Et maintenant, la réhabilitation d’un antipape ?

On ouvre ainsi un nouveau « vase ».

François travaille avec des signaux. Veut-il signaler que la catégorie et le jugement « antipape » doivent être dépassés ? Du moins historiquement. Même les historiens sont incapables de comprendre ce que cela signifie. En guise d’accroche, on fait circuler le fait qu’Hippolyte de Rome a été le premier antipape de l’histoire et qu’il est pourtant reconnu comme un saint.

Mais pour l’instant, il s’agit concrètement de Benoît XIII.

Le nouveau préfet de la foi, le cardinal Victor Manuel Fernández, fait examiner toute la documentation sur cet antipape de la fin du Moyen-Âge afin d’envisager sa réhabilitation.

Le 23 mai dernier a été célébré le 600e anniversaire de la mort de Pedro Martínez de Luna y Gotor. L’année exacte de sa naissance n’est pas certaine, mais la plus probable est 1328. Pedro de Luna est né à Illueca dans le royaume d’Aragon. La famille Luna était une branche de la maison royale de Pampelune, probablement d’origine wisigothe. Certaines sources mentionnent également une ascendance basque.

Son oncle était le cardinal Gil de Albornoz. Luna devint professeur de droit canonique et fut créé cardinal par le pape Grégoire XI en 1375. L’élection du successeur de Grégoire, Urbain VI, proposé par Luna, fut suivie d’une grande catastrophe en 1378 : avec le soutien de Luna, un antipape fut élu, Clément VII, qui établit sa résidence à Avignon. C’est le début de l’exil avignonnais, les rois de France tentant de prendre le contrôle de la papauté. Cette période, catastrophique à tous égards, est restée dans l’histoire quand elle a été appelée le Schisme d’Occident.

Quand Clément VII mourut, Luna fut élu à sa succession en 1394 et prit le nom de pape Benoît XIII. Quand la division de la chrétienté s’accentua, il y eut même une période où il y avait trois papes, un à Rome, un à Avignon et un à Pise : Jean XXIII, Grégoire XII et Benoît XIII. Pendant cette terrible période, il n’y avait pas d’autorité spirituelle ou temporelle qui ne soit pas bannie par l’un de ces papes. On peut ainsi se faire une idée de l’effondrement qui en a résulté. Parmi les conséquences graves, on peut citer la cruelle révolte hussite en Bohême, qui a dévasté le cœur du Saint Empire romain germanique de l’époque, et une perte d’autorité durable pour le pape et l’empereur.
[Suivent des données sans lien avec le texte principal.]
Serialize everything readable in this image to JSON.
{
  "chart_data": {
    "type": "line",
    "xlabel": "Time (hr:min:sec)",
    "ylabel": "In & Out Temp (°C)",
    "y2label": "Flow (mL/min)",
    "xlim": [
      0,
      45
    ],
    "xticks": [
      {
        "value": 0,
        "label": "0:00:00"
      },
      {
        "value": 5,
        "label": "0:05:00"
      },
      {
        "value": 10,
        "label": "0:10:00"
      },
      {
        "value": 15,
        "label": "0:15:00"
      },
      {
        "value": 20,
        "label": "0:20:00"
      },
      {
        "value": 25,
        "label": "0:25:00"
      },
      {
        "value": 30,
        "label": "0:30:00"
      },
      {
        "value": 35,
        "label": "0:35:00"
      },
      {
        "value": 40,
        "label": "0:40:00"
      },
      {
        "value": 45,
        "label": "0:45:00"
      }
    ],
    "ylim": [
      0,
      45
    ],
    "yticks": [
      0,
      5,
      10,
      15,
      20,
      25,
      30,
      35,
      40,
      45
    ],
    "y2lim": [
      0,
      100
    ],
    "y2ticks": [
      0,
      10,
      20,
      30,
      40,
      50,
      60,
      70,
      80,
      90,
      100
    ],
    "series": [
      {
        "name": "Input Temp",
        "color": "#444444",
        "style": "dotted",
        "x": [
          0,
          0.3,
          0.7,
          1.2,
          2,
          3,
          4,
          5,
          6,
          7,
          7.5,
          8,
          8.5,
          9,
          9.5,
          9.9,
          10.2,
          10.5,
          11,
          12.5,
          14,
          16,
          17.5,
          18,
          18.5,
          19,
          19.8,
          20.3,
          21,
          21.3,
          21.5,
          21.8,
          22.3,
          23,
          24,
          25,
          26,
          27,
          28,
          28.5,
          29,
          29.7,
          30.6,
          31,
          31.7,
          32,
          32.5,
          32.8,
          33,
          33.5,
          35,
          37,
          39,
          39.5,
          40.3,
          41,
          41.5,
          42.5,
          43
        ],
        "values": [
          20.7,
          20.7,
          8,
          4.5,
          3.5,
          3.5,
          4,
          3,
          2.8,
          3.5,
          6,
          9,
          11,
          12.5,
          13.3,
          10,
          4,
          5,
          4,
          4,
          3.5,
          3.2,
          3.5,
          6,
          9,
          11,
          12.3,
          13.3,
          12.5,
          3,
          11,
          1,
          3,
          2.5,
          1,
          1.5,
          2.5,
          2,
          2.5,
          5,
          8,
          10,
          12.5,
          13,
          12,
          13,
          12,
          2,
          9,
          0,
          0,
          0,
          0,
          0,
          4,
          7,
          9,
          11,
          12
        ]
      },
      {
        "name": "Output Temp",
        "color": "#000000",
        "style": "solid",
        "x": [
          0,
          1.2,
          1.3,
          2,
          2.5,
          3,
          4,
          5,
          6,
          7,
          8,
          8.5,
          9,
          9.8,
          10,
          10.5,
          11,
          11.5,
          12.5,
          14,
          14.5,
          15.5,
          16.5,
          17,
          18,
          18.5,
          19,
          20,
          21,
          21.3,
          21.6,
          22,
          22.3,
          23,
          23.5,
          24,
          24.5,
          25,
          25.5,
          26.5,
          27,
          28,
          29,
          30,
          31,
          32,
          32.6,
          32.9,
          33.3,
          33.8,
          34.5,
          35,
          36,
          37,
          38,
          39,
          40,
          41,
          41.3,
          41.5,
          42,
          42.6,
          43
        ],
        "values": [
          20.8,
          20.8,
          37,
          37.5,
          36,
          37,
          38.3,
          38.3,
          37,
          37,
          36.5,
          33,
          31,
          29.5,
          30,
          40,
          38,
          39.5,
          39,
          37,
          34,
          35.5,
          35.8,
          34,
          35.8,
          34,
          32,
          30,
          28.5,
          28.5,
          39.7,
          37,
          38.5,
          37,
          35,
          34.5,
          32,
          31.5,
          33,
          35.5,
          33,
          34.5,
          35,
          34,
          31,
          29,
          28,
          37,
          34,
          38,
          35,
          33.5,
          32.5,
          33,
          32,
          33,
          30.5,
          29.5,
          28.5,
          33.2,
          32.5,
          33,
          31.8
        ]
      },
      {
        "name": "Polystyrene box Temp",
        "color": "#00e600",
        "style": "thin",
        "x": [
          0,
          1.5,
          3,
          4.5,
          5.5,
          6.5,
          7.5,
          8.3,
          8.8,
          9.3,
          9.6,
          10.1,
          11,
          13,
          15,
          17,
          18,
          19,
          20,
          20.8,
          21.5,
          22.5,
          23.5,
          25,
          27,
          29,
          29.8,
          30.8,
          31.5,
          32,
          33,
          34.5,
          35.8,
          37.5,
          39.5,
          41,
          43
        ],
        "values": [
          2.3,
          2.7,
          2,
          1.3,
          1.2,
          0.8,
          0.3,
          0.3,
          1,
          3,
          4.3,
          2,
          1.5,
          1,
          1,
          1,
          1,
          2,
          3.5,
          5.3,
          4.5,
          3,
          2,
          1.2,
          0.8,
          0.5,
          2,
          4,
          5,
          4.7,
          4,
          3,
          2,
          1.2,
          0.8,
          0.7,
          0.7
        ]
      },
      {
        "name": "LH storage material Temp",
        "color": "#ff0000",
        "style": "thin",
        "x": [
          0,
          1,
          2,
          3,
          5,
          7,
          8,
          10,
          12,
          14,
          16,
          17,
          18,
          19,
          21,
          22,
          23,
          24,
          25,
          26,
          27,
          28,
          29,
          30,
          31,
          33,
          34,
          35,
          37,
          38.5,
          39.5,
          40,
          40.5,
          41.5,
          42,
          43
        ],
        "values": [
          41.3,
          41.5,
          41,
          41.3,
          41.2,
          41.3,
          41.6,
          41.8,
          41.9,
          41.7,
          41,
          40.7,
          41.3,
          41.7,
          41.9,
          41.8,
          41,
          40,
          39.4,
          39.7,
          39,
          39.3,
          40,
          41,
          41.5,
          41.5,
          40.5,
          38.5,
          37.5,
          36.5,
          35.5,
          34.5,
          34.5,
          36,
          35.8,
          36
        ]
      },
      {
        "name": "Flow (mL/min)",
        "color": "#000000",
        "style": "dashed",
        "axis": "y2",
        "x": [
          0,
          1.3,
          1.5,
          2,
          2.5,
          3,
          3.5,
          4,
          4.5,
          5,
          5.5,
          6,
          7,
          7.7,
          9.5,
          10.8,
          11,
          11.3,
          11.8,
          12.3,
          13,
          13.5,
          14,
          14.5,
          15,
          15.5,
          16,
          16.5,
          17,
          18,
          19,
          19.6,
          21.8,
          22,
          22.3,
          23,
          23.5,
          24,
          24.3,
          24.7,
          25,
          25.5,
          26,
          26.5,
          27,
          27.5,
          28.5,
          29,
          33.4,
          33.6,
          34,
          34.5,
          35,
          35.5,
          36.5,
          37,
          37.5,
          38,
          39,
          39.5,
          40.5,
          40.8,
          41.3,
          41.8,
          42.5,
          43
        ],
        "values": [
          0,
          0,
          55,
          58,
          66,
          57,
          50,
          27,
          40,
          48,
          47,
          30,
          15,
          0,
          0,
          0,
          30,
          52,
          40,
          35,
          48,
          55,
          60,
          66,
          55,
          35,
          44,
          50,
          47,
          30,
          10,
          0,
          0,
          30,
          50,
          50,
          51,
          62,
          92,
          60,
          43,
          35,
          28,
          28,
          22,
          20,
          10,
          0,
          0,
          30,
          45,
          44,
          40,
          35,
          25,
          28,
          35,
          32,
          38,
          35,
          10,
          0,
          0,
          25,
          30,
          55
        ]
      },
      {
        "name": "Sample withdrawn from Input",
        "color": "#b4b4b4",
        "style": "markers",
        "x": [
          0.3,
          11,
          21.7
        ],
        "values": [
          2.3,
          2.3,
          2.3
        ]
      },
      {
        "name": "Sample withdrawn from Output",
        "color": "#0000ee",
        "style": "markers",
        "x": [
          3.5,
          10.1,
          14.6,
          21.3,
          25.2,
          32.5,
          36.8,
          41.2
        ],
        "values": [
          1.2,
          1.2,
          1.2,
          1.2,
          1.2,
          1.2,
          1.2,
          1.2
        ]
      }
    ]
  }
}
Benoît XIII mena des négociations, du moins avec l’un de ses rivaux, mais celles-ci restèrent infructueuses, car Luna persistait à être le seul pape légitime. Refusant de renoncer volontairement à rétablir l’unité de l’Église, il fut finalement déclaré hérétique et antipape avec Jean XXIII par le concile de Constance en 1415. Un seul des trois papes, Grégoire XII, renonça volontairement dans l’intérêt de l’Église. Avec Martin V, un nouveau pape put finalement être élu pour l’ensemble de l’Eglise et le schisme fut surmonté.

Seul le royaume d’Aragon continua dans un premier temps à protéger Luna, qui, quand il était « pape », passa les dernières années de sa vie dans l’ancien château templier de Peñíscola, qu’il déclara Palais apostolique. L’Ordre du Temple avait été démantelé depuis une centaine d’années. C’est dans ce château qu’il mourut en 1423, à l’âge avancé de 95 ans. Sa tête est conservée dans l’église paroissiale de Sabiñán.

Ses partisans en Aragon tentèrent de perpétuer le schisme en organisant un conclave dans le château des Templiers et en élisant un Clément VIII, auquel le roi d’Aragon finit par retirer son soutien, forçant ce dernier à démissionner en 1429.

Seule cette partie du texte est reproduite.